The mining company, Mineral Sands Resources (Pty) Ltd (MSR), was accused of flouting environmental laws and of causing catastrophic environmental damage through its operations to mine mineral sands like zircon, ilmenite, rutile, magnetite and garnet at its Tormin mine. It is on the coast, 400km from Cape Town, near Lutzville.

The national Department of Environmental Affairs (DEA) and the Western Cape Department of Environmental Affairs and Development Planning were in turn criticised for “invading” the mining company’s rights.

They further deliberately suppressed information that should have been included in their joint application to a Vredendal magistrate for a search-and-seizure warrant in September 2016, relating to alleged environmental transgressions.

“To put it colloquially, it was clear that DEA was gunning for the applicant,” Peter Hodes, SC, for MSR, told Judge Owen Rogers.

He argued that the warrant was invalid for several reasons.

An affidavit by a senior DEA official used as part of the application for the warrant was simply “a verbal regurgitation of allegations set out in an anonymous complaint”.

Ron Paschke, for both departments, told the court that the mining company’s application was “an attempt to thwart the implementation of environmental laws”.

MSR violated environmental laws, express instructions to comply with those laws, and its own undertaking to comply with them.

“The applicant’s conduct resulted in substantial degradation of the environment,” Paschke charged.

Part of the dispute centres on a sea cliff directly in front of the Tormin mineral sands mine that disintegrated catastrophically in January 2015.

‘Failing for ages’

Complaints that Tormin’s unauthorised changes to its approved environmental management programme were responsible for the cliff collapse and other alleged environmental transgressions led the departments to conduct the search-and-seizure operation at Tormin.

Criminal charges were then laid.

MSR argues that both departments lack any legal jurisdiction to monitor and enforce compliance at Tormin because of the “One Environmental System” government introduced in December 2014.

This gives the Department of Mineral Resources (DMR) sole environmental authority over prospecting and mining.

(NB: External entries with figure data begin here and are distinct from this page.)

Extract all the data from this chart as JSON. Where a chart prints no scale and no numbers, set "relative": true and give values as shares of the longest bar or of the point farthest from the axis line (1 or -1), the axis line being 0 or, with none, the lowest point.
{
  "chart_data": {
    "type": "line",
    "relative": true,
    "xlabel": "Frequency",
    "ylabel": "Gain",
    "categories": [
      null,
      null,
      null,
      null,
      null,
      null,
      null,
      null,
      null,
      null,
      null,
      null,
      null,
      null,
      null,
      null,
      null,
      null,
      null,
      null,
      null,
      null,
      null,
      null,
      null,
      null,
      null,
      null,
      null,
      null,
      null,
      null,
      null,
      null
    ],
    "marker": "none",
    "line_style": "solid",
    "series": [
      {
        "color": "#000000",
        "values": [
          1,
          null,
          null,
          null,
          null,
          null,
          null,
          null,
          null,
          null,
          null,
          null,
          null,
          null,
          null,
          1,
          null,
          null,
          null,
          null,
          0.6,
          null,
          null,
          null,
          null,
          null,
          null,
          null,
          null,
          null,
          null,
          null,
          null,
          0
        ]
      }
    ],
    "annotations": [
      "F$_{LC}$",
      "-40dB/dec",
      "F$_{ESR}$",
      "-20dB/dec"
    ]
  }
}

Hodes pointed out that MSR had still not been formally charged. He said one of the relevant documents that should have been put before the magistrate was Tormin’s amended environmental management programme which the DMR approved in 2015.

Also, the “diametrically opposed” views of DMR and DEA about environmental authorisation at the mine should “surely” have been brought to the magistrate’s attention in the warrant application. They were however “suppressed so as not to create any doubt in the mind of the magistrate”.

The mining company accepted that the sea cliff had collapsed, but believed it had been failing “for ages”. No evidence had been put before the magistrate about whether mining was responsible for this collapse, Hodes said.

Legal distinction

Paschke said part of MSR’s review application was for a declaratory order to the effect that neither the national nor the Western Cape environment ministers and their departments had authority to perform compliance monitoring and enforcement in terms of the National Environmental Management Act (Nema), except for one specific part of this act.

“This seeks to create an exclusion zone where the environmental authorities will not be permitted to monitor compliance with and enforce environmental laws,” he argued.

Paschke argued that there was a legal distinction between an environmental management plan (EMP) approved in terms of the Mineral and Petroleum Resources Development Act – as MSR had obtained for Tormin – and environmental authorisation for “listed activities”. These included some aspects of mining, under Nema, that Tormin had not been granted.

Even after December 2014, when EMPs had started being approved in terms of Nema under the new system, this did still not equate to a Nema authorisation.

“That is a different species. An EMP by itself authorises nothing.”

Paschke apologised to Judge Rogers for the complicated legal argument.

“I’m sorry for the complexity of this. It’s a minefield, a labyrinth.”

The application continues on Wednesday.